Reposting this story with some of the context that was cut in order to fit the story in the newspaper. Click here for for the abbreviated version. – S.M.

A last-minute amendment backed by the National Rifle Association threatens to derail a bipartisan bill to overhaul the state’s concealed-weapon permit law, in a move criticized as election-year sabotage.

The bill would create a central, confidential permitting system and allow Maine State Police to conduct criminal and mental health background checks. It was drafted during more than a year of meetings by interested groups, including law enforcement, the Sportsman’s Alliance of Maine and the NRA.

On Thursday, the bill received early approval in the House, with an 82-54 vote that fell mostly along party lines. A majority of Republicans voted against the bill and instead backed a late amendment, supported by the NRA, that would defeat the purpose of the bill by allowing gun owners to carry a concealed weapon without a permit, a practice gun rights advocates refer to as “constitutional carry.”

Democrats, who control the Legislature, objected to the late introduction of the amendment, which was at odds with the purpose of the bill and was not part of the lengthy negotiations in committee. A few Republicans who supported the bill in committee voted against it on the floor.

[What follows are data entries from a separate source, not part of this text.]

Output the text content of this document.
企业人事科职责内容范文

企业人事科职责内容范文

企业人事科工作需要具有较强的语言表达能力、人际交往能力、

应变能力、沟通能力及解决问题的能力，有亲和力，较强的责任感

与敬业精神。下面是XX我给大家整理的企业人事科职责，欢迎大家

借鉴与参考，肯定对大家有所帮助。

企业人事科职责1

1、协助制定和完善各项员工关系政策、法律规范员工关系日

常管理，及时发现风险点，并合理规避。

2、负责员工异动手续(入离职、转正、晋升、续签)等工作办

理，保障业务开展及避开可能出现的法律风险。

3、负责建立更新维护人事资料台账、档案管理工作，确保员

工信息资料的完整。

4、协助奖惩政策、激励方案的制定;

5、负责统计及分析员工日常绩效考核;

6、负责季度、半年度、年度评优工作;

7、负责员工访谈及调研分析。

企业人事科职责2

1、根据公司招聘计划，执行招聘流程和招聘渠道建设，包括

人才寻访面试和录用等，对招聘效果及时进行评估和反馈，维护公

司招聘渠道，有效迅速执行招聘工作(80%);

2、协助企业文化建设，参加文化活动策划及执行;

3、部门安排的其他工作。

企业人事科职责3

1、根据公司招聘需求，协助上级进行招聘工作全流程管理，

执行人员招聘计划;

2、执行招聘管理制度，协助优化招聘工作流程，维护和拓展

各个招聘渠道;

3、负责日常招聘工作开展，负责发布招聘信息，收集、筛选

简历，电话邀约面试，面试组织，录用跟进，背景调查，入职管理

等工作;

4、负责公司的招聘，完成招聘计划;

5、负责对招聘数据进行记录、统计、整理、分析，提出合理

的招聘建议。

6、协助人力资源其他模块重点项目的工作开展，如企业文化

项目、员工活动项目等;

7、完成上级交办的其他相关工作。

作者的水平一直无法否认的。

The erosion of Republican support makes it less likely that lawmakers could override a veto by Gov. Paul LePage, who has not taken a position on the bill.

Some lawmakers and other observers believed the amendment was introduced so votes against constitutional carry could be used by political groups such as the NRA in the upcoming legislative election to portray rural Democrats as opposing gun rights.

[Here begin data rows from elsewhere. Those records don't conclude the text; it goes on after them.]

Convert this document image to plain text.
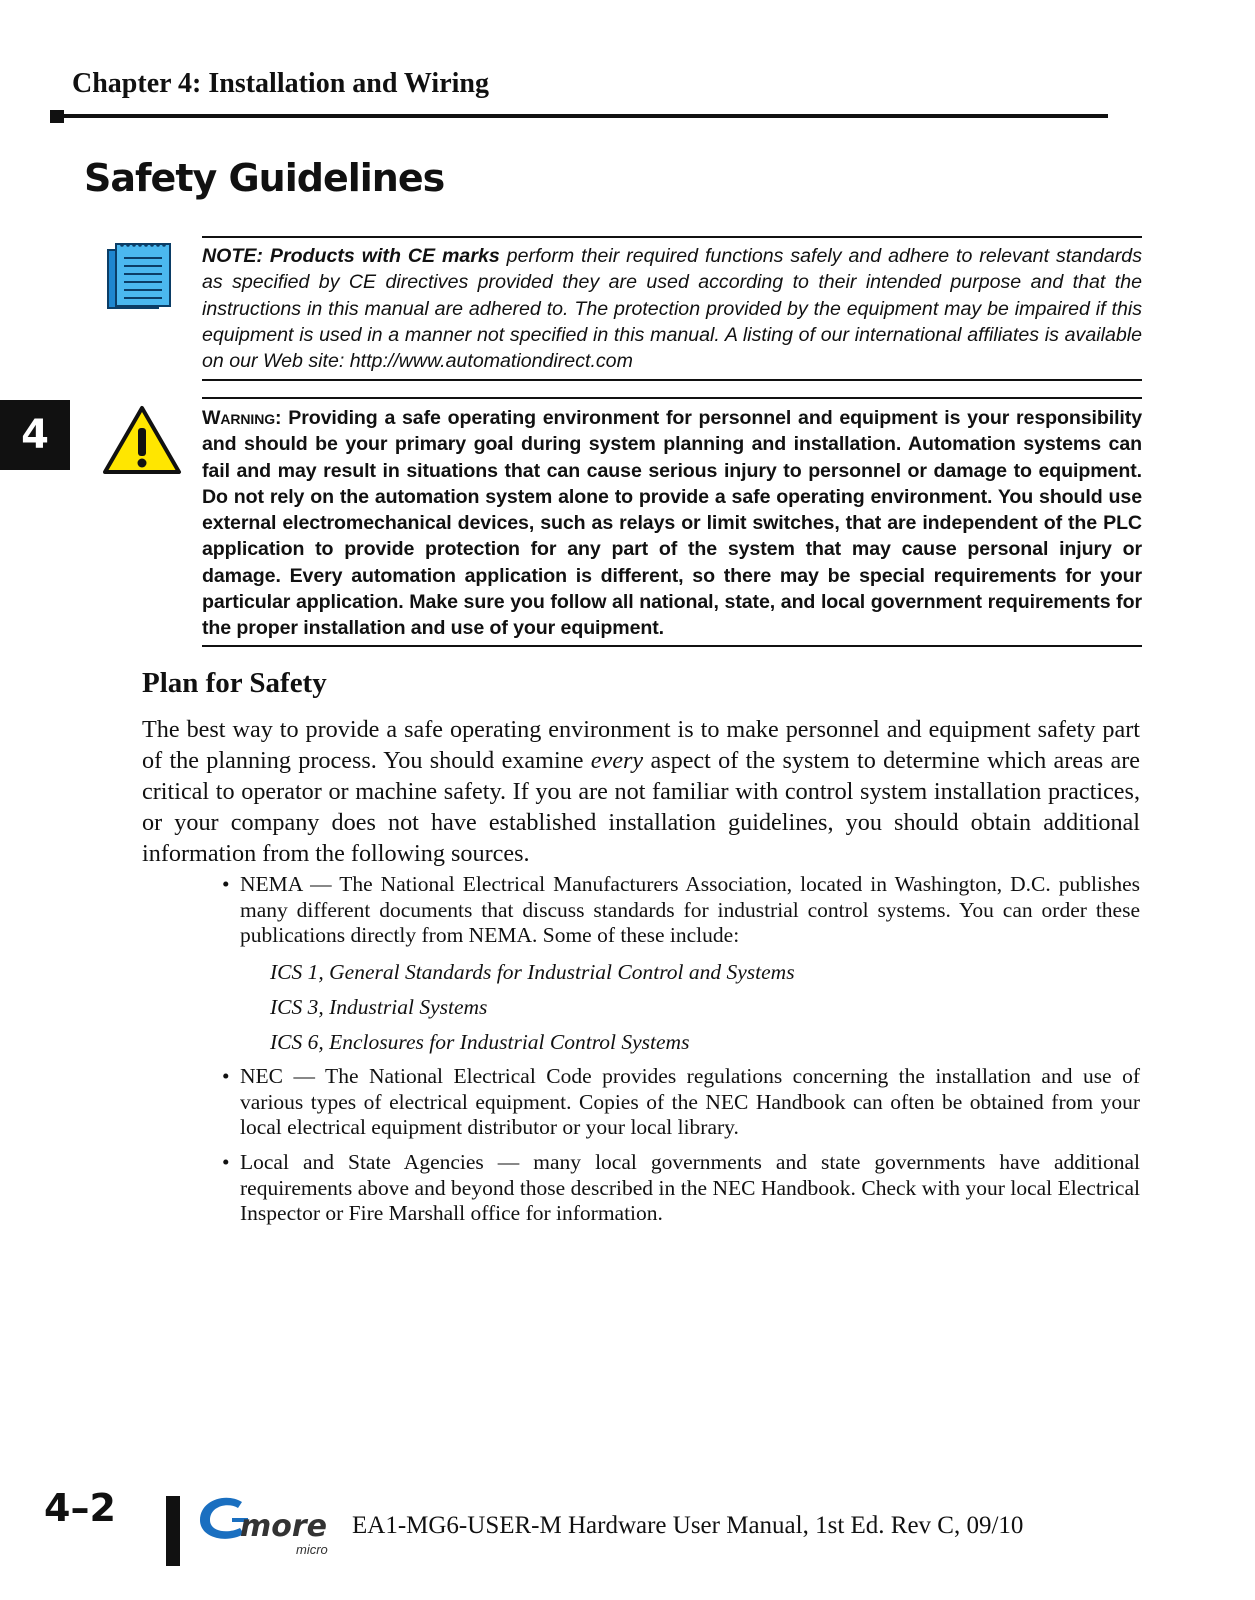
Chapter 4: Installation and Wiring
Safety Guidelines
NOTE: Products with CE marks perform their required functions safely and adhere to relevant standards as specified by CE directives provided they are used according to their intended purpose and that the instructions in this manual are adhered to. The protection provided by the equipment may be impaired if this equipment is used in a manner not specified in this manual. A listing of our international affiliates is available on our Web site: http://www.automationdirect.com
4	Warning: Providing a safe operating environment for personnel and equipment is your responsibility and should be your primary goal during system planning and installation. Automation systems can fail and may result in situations that can cause serious injury to personnel or damage to equipment. Do not rely on the automation system alone to provide a safe operating environment. You should use external electromechanical devices, such as relays or limit switches, that are independent of the PLC application to provide protection for any part of the system that may cause personal injury or damage. Every automation application is different, so there may be special requirements for your particular application. Make sure you follow all national, state, and local government requirements for the proper installation and use of your equipment.
Plan for Safety
The best way to provide a safe operating environment is to make personnel and equipment safety part of the planning process. You should examine every aspect of the system to determine which areas are critical to operator or machine safety. If you are not familiar with control system installation practices, or your company does not have established installation guidelines, you should obtain additional information from the following sources.
• NEMA — The National Electrical Manufacturers Association, located in Washington, D.C. publishes many different documents that discuss standards for industrial control systems. You can order these publications directly from NEMA. Some of these include:
ICS 1, General Standards for Industrial Control and Systems
ICS 3, Industrial Systems
ICS 6, Enclosures for Industrial Control Systems
• NEC — The National Electrical Code provides regulations concerning the installation and use of various types of electrical equipment. Copies of the NEC Handbook can often be obtained from your local electrical equipment distributor or your local library.
• Local and State Agencies — many local governments and state governments have additional requirements above and beyond those described in the NEC Handbook. Check with your local Electrical Inspector or Fire Marshall office for information.
4–2	more
micro
EA1-MG6-USER-M Hardware User Manual, 1st Ed. Rev C, 09/10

“It was a surprise tactic and it feels like a tactic,” said Rep. Mark Dion, D-Portland, co-chairman of the Criminal Justice and Public Safety Committee.

Rep. Ricky Long, R-Sherman, who offered the amendment while the bill was in committee, acknowledged the politics of the amendment after Thursday’s floor vote.

Asked why he thought the constitutional-carry amendment was rejected Thursday, Long said Democrats didn’t want Republicans to score a victory during an election year. When he was told that some Democratic lawmakers have previously supported constitutional carry, but could suffer electoral consequences for not backing it on Thursday, Long said, “I believe the NRA is working on that right now.”

Long’s reference was to the national group’s long history of running highly organized political campaigns against lawmakers it deems as opposing the Second Amendment, the constitutional right to bear arms.

John Hohenwarter, a lobbyist for the organization, did not immediately return a call seeking comment. However, the NRA’s legislative action arm had identified the bill, L.D. 222, as a priority, urging members to call Maine lawmakers to support the amendment. Dion said some of the NRA messages he received referred to him and other committee members as “gun grabbers.”

Long, a member of the committee, was the lone opponent in the panel’s 12-1 vote to approve the bill. Long offered another amendment that would have stripped several provisions from the bill, including one that prohibits towns without full-time police forces from issuing concealed-weapon permits. Currently, towns without a full-time police force allow select boards to issue such permits.

Long said the amendment was designed to preserve local control, a point repeated during the floor debate Thursday. 

However, the constitutional-carry provision reshaped the debate into one over gun rights.

The constitutional carry addition mirrors a proposal that nearly passed the House last year. Sixteen Democrats — most in rural districts — supported it, one Republican, Rep. Amy Volk, of Scarborough, opposed it. Rep. Aaron Libby, R-Waterboro, a passionate supporter of constitutional carry, sponsored last year’s proposal. Libby introduced the amendment that was defeated on the House floor on Thursday.

The floor fight and ensuing roll call votes could play into elections as Republicans attempt to regain control of the House and Senate after losing seats in 2012.

Dion said he suspected that was the intention of the late amendment.

“I felt like it was sabotage to advance an entirely different policy question, which had already been decided (last year),” he said.

Lawmakers in both political parties engage in gamesmanship during an election year, sometimes derailing compromise legislation to mobilize base supporters during an election year. The issue of gun rights is particularly acute in Maine, a state with a high rate of gun ownership, a low crime rate and a long history of resisting gun control legislation.

Last year, The Brady Campaign to End Gun Violence, the national leader in gun control advocacy, gave Maine an “F” for moving gun control legislation. The state has averaged a “C” grade in recent years.

The bill now moves to the Senate, where the constitutional-carry amendment could surface again.